Poor Decisions
“I already own one horse. A chestnut thoroughbred mare. She’s 4 but mentally only 2 or 3. Super right-brained. She freaks out when she doesn’t understand. She’s afraid of her own shadow. I’ve poured a ton of money into her to see if her behavior is pain related. It’s getting better, but it will be a while before we are ready to head down centerline.
I tend to miss out on so much fun stuff at our barn because of my mare’s immaturity and it makes me sad. Last summer I started working with a rescue to find another horse who could trail ride and handle light arena work. There was one that I was really interested in but radiographs showed she had foundered so I passed.
A few months later the director of the rescue called me and said they’d got a thoroughbred in that he thought would be a great match. I really was not excited at the prospect of another TB but I went out to have a look anyway.

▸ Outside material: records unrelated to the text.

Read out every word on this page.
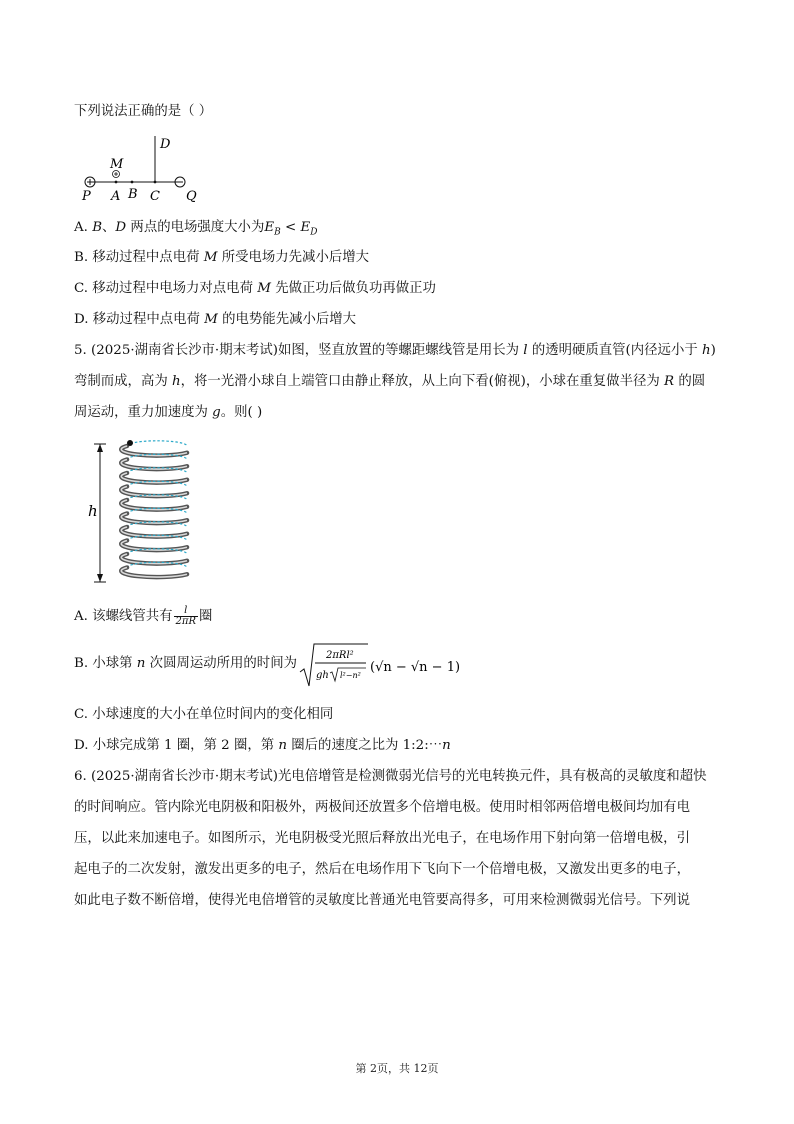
下列说法正确的是（ ）
P A B C
D
M
Q
A. B、D 两点的电场强度大小为$E_B < E_D$
B. 移动过程中点电荷 M 所受电场力先减小后增大
C. 移动过程中电场力对点电荷 M 先做正功后做负功再做正功
D. 移动过程中点电荷 M 的电势能先减小后增大
5. (2025·湖南省长沙市·期末考试)如图，竖直放置的等螺距螺线管是用长为 l 的透明硬质直管(内径远小于 h)
弯制而成，高为 h，将一光滑小球自上端管口由静止释放，从上向下看(俯视)，小球在重复做半径为 R 的圆
周运动，重力加速度为 g。则( )
h
A. 该螺线管共有 $\frac{l}{2\pi R}$ 圈
B. 小球第 n 次圆周运动所用的时间为
2πRl²
gh l²−n²
(√n − √n − 1)
C. 小球速度的大小在单位时间内的变化相同
D. 小球完成第 1 圈，第 2 圈，第 n 圈后的速度之比为 1:2:⋯n
6. (2025·湖南省长沙市·期末考试)光电倍增管是检测微弱光信号的光电转换元件，具有极高的灵敏度和超快
的时间响应。管内除光电阴极和阳极外，两极间还放置多个倍增电极。使用时相邻两倍增电极间均加有电
压，以此来加速电子。如图所示，光电阴极受光照后释放出光电子，在电场作用下射向第一倍增电极，引
起电子的二次发射，激发出更多的电子，然后在电场作用下飞向下一个倍增电极，又激发出更多的电子，
如此电子数不断倍增，使得光电倍增管的灵敏度比普通光电管要高得多，可用来检测微弱光信号。下列说
第 2页，共 12页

The literal moment my hand closed on his lead rope I knew he was mine. It was that shock of electricity you hear about in cheesy romance novels. He’d not been handled in a while and you could tell, but he willingly did every little thing I asked of him.
The story we got on him made me unreasonably angry in that same romance novel way. He’d raced for a couple of years and had 14 starts before a DNF on his last race for undisclosed reasons. It appeared that he went straight from the track to the owner he was seized from, and that person proceeded to keep him in his barn with little water or food, no turn out, and no vet or farrier care for three years! When he was finally turned over to the rescue he was underweight, overly food aggressive, had severely overgrown feet, and a halter that was embedded into his head.

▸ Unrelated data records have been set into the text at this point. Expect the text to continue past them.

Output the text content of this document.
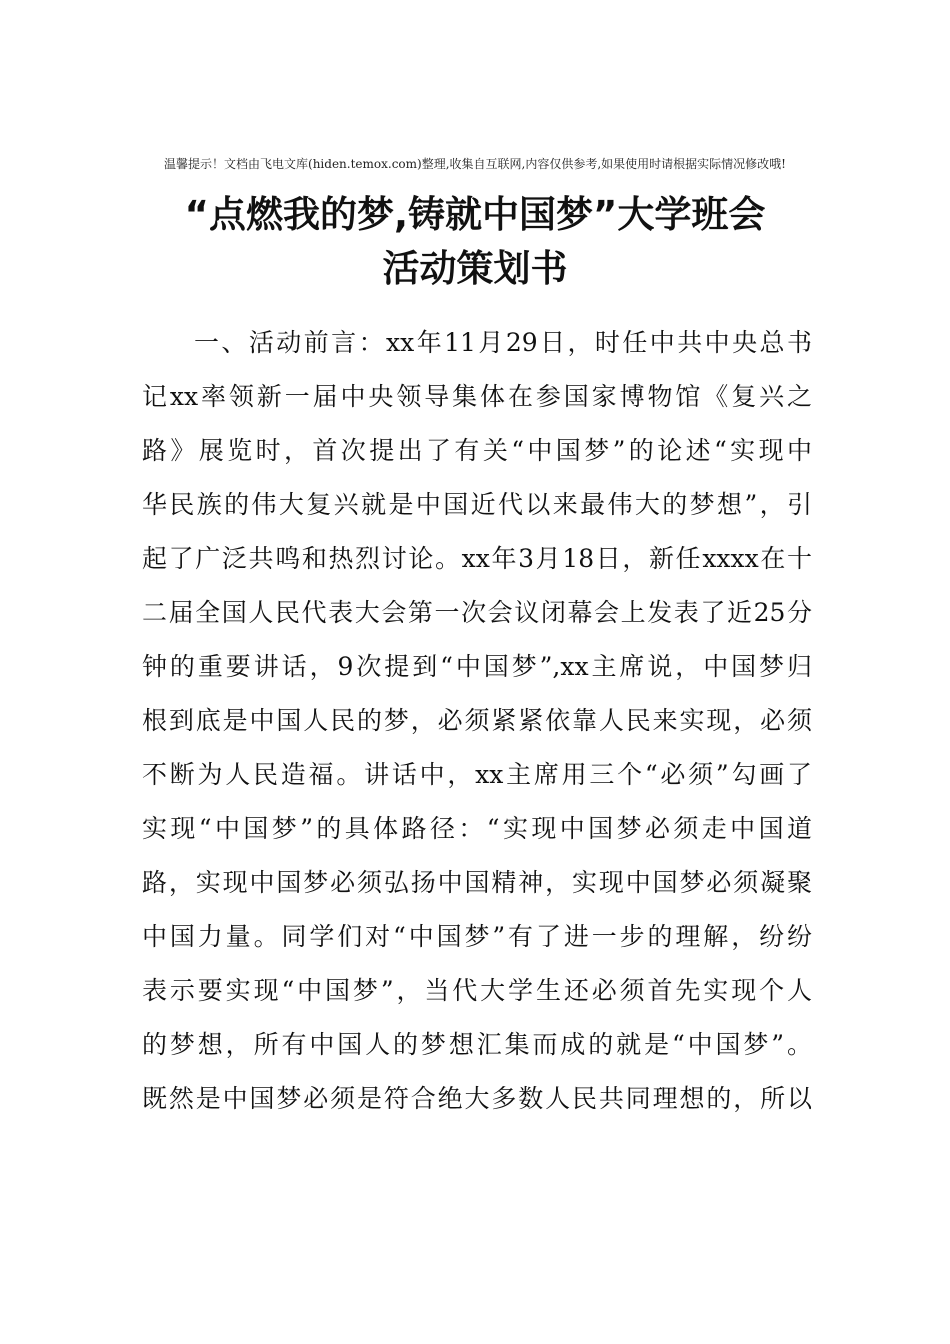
温馨提示！文档由飞电文库(hiden.temox.com)整理,收集自互联网,内容仅供参考,如果使用时请根据实际情况修改哦!
“点燃我的梦,铸就中国梦”大学班会
活动策划书
一、活动前言：xx年11月29日，时任中共中央总书
记xx率领新一届中央领导集体在参国家博物馆《复兴之
路》展览时，首次提出了有关“中国梦”的论述“实现中
华民族的伟大复兴就是中国近代以来最伟大的梦想”，引
起了广泛共鸣和热烈讨论。xx年3月18日，新任xxxx在十
二届全国人民代表大会第一次会议闭幕会上发表了近25分
钟的重要讲话，9次提到“中国梦”,xx主席说，中国梦归
根到底是中国人民的梦，必须紧紧依靠人民来实现，必须
不断为人民造福。讲话中，xx主席用三个“必须”勾画了
实现“中国梦”的具体路径：“实现中国梦必须走中国道
路，实现中国梦必须弘扬中国精神，实现中国梦必须凝聚
中国力量。同学们对“中国梦”有了进一步的理解，纷纷
表示要实现“中国梦”，当代大学生还必须首先实现个人
的梦想，所有中国人的梦想汇集而成的就是“中国梦”。
既然是中国梦必须是符合绝大多数人民共同理想的，所以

On paper – even as I write this out – this was not in any way the horse I was looking for. But I took him in regardless.
He spent a year rehabbing at a good friend’s farm and blossomed as the weeks went by. It was not a cheap or quick process. I was now financing two horses and was still missing out on all the fun things I had wanted to do.
But what’s funny is that while I was wrapped up in rehabbing the gelding, my mare began maturing too. It’s like the pressure was off of her and she was now allowed to grow at her own rate.
I am not a religious person but I do believe that fate exists. I think I was meant to have this horse, at this time in our lives, and that I was able to have success with him due to all of the challenges my mare put me through. And I also believe that when the fun times come I’ll appreciate them more than I would have had this journey been easy.”